Ernest Bock

Personal information
- Full name: Ernest George Bock
- Born: 17 September 1908 Kimberley, Cape Colony
- Died: 5 September 1961 (aged 52) Springs, Transvaal, South Africa
- Batting: Right-handed
- Bowling: Right-arm medium

International information
- National side: South Africa;
- Only Test: 24 December 1935 v Australia

Career statistics
| Competition | Test | First-class |
| Matches | 1 | 19 |
| Runs scored | 11 | 281 |
| Batting average | – | 14.05 |
| 100s/50s | 0/0 | 0/1 |
| Top score | 9* | 78 |
| Balls bowled | 138 | 1,855 |
| Wickets | 0 | 32 |
| Bowling average | – | 27.78 |
| 5 wickets in innings | – | 1 |
| 10 wickets in match | – | 0 |
| Best bowling | – | 5/8 |
| Catches/stumpings | 0/– | 12/– |
- Source: CricketArchive, 15 November 2022

= Ernest Bock =

South African cricketer (1908–1961)

Ernest George Bock (17 September 1908 – 5 September 1961) was a South African cricketer who played in one Test in 1935.

Bock was born in Kimberley, South Africa. He was a lower-order right-handed batsman and a right-arm medium pace bowler who played only two full seasons of first-class cricket in South Africa, one for Griqualand West and one for Transvaal. Only a couple of times did he achieve distinction. For Griqualand West against Rhodesia in 1931–32, batting at number 9, he scored 78. In 1934–35, in the final match of the season for Transvaal against Orange Free State he took five wickets for eight runs as the Free State side were bowled out for 70.

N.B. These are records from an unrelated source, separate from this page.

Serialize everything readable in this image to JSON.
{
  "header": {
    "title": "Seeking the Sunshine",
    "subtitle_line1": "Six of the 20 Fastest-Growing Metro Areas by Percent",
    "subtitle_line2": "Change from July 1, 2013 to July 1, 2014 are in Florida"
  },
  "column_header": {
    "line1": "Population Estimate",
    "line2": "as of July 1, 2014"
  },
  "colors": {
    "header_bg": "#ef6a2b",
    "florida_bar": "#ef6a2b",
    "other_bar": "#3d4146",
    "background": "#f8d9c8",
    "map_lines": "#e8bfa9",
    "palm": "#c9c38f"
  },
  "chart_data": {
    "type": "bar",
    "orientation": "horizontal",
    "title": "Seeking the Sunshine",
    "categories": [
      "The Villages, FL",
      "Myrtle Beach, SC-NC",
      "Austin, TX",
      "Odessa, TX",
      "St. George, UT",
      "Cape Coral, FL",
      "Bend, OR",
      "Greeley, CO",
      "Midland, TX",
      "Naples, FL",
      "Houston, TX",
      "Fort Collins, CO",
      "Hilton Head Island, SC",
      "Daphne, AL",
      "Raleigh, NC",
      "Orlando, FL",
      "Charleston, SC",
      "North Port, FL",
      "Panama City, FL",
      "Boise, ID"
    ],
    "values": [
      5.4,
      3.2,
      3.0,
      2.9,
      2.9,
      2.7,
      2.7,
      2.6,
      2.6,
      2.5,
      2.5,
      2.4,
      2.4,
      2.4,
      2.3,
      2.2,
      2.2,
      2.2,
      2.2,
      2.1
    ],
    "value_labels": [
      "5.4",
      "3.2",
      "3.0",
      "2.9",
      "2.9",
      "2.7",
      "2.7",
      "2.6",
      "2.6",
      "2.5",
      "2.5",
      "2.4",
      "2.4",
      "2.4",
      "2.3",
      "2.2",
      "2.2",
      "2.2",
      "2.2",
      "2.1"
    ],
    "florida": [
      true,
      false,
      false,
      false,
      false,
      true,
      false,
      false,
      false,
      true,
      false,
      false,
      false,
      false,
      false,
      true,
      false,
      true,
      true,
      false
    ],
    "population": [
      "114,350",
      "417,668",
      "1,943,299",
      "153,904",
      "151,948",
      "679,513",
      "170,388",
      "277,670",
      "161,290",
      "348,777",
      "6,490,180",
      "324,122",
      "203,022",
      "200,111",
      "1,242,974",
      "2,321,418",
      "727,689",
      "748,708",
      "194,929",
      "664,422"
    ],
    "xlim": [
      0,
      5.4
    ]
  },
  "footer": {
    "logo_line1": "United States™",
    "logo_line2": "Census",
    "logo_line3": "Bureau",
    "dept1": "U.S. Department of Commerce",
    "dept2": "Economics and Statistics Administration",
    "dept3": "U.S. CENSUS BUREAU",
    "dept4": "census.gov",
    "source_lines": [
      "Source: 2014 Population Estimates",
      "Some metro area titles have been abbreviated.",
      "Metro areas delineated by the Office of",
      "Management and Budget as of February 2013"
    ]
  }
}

After that bowling performance, Bock only appeared in three further first-class games. The first of those was the second Test against Australia at Johannesburg in 1935–36, when he batted at number 11 in both innings, scoring 9 and 2, both times not out, and he failed to take a wicket in 23 overs. After that match he disappeared from first-class cricket for four years until two final matches for North Eastern Transvaal in 1939–40. He died at Springs, Transvaal, in 1961, aged 52.